A vazão abaixo de 1.300 m³ é solicitada pelo setor elétrico com o intuito de acumular mais água nos reservatórios, para quando chegar o período de chuva, os reservatórios estejam com reservas, não chegando ao mínimo de sua capacidade. Com isso, aumenta a segurança do setor energético. Nos últimos anos o setor elétrico solicitou por diversas vezes a prática de vazões abaixo do valor mínimo 1.300 m3/s definido pelo Comitê da Bacia do São Francisco, ANA e Ibama, ou seja, menos vazões de 1.100 m3/s de forma a garantir segurança para a geração de energia elétrica no ano seguinte. Sistematicamente este pleito tem sido atendido pela ANA e Ibama, mas negado pelo Comitê da Bacia.
Neste novo episódio de 2013-2014, o usuário setor elétrico obteve algo que nunca tinha sido solicitado: o aval da ANA e Ibama para praticar vazões abaixo da mínima por dois anos consecutivos. E a vazão mínima, que era para ser excepcional, vai se tornando uma constante durante todo o ano. “A vazão mínima não pode ser praticada o tempo todo. Isto afeta a dinâmica do rio, e a biodiversidade aquática animal e vegetal. Em consequência, afeta os demais usos humanos, como pesca, navegação e retirada de águas para irrigação, impacta a região da foz e da plataforma marinha adjacente. A ANA e o Ibama têm autorizado praticar vazões abaixo da miíima, mas teria que ter autorização do Comitê, que sempre negou esta autorização. O rio tem sido dominado pelo setor elétrico de forma exacerbada o rio a serviço do setor elétrico. Será necessário recorrer a Justiça para resolver este violação da gestão das águas da bacia e dos conflitos de uso”, destaca.
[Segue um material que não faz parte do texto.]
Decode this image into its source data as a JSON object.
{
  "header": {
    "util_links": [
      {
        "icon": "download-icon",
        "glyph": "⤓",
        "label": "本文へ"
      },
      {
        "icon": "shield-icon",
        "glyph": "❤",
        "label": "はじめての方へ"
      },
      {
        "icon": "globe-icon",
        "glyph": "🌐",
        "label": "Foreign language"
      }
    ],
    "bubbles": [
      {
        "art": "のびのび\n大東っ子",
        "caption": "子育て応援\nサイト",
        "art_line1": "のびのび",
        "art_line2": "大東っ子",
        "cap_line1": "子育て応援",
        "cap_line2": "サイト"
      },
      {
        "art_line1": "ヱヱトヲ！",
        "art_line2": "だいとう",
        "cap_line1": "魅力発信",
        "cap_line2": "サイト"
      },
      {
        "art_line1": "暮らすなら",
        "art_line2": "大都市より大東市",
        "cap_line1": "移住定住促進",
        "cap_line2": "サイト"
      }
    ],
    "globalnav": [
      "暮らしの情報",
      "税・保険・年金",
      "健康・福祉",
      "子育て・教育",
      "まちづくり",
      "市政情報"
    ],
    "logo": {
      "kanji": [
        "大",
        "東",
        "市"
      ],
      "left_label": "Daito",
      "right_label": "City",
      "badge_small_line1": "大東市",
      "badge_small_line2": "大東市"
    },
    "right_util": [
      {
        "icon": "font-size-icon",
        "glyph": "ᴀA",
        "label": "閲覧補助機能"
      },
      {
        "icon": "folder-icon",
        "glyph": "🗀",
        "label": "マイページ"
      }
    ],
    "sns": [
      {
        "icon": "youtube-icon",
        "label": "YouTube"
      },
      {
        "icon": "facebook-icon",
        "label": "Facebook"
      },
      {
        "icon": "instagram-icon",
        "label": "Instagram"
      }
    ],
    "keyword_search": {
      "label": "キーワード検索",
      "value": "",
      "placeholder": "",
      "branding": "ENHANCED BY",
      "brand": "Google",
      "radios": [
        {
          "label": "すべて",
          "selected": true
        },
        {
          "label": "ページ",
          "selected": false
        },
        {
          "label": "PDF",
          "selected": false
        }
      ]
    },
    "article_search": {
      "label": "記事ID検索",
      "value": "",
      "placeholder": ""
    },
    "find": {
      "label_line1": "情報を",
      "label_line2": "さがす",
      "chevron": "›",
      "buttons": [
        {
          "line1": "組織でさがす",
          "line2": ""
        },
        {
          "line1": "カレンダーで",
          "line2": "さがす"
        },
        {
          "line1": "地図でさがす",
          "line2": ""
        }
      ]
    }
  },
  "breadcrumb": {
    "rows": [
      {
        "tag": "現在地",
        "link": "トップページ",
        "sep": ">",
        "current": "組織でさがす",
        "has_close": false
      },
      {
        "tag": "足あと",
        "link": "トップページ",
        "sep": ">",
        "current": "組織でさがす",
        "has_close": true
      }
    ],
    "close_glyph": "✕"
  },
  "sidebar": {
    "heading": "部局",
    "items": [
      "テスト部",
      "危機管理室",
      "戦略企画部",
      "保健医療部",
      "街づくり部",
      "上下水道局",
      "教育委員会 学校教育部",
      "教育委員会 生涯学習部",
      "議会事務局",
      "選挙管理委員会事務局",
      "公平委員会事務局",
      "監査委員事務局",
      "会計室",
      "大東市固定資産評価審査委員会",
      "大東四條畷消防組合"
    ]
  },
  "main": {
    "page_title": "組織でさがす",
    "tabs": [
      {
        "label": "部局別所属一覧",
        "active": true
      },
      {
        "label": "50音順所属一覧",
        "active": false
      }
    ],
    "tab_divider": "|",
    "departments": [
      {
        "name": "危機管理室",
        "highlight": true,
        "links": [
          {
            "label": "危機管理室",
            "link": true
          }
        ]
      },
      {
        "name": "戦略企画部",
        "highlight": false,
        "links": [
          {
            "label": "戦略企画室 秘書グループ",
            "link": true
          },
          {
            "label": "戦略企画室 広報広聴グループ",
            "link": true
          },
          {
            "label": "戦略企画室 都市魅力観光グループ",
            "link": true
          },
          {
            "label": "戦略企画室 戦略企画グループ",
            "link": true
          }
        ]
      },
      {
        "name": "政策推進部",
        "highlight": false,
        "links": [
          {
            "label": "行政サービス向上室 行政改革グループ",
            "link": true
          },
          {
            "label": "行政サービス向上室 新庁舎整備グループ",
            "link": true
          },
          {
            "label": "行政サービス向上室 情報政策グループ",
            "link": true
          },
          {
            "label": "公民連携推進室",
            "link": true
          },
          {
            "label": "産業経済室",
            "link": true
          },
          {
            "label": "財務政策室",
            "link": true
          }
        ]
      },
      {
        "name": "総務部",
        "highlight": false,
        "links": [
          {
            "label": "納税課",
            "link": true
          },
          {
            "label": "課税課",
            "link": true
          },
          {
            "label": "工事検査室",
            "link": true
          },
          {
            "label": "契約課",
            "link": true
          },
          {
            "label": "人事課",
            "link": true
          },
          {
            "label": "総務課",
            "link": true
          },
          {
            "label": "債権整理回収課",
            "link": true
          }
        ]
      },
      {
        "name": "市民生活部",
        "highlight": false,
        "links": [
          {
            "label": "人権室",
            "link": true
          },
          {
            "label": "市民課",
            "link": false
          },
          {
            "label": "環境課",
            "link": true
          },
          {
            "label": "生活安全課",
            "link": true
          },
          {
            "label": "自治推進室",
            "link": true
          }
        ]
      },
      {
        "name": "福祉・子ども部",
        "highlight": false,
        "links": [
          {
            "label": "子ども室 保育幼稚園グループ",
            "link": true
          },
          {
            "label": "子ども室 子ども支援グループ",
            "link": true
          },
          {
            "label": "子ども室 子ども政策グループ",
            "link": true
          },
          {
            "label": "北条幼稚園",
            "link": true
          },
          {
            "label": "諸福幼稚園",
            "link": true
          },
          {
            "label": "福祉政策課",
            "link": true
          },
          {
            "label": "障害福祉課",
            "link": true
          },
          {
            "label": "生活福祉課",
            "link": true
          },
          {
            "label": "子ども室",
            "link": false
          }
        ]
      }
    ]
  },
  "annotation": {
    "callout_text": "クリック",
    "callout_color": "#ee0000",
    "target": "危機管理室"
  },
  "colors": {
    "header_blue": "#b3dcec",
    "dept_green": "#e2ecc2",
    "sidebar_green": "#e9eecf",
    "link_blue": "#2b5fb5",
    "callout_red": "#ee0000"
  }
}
O professor alerta que o rio não recebe nenhum tipo de compensação para mitigar os impactos causados pelas baixas vazões, com o intuito de atender um único usuário, que destina os benefícios, na sua maior parte, para seus usuários fora da bacia, e por conta disso, a situação ambiental se agrava a cada dia. Por exemplo, o rio ocupa hoje, em muitos setores, apenas 1/3 da sua largura original, ficando exposto quase 2/3 do seu leito.
Situação pode se agravar
Finalmente, o professor Luiz Carlos alerta que a junção dos dois impactos (diminuição de chuvas no meio do ano e diminuição de vazões por interesse do usuário do setor elétrico) pode agravar em muito os impactos já observados no Baixo São Francisco. Além disso, a transposição das águas para o Nordeste Setentrional tornará o quadro mais grave ainda, gerando novos conflitos de uso das águas, e promovendo a pratica de vazão baixa no Baixo São Francisco. “A tendência é que os conflitos se agravem nos próximos anos, afetando duramente a dinâmica do rio, aumentando a erosão nas suas margens, dificultando a navegação e levando a uma perda maior na sua biodiversidade, e, em consequência, na pesca promovida pela sua população ribeirinha”, destaca.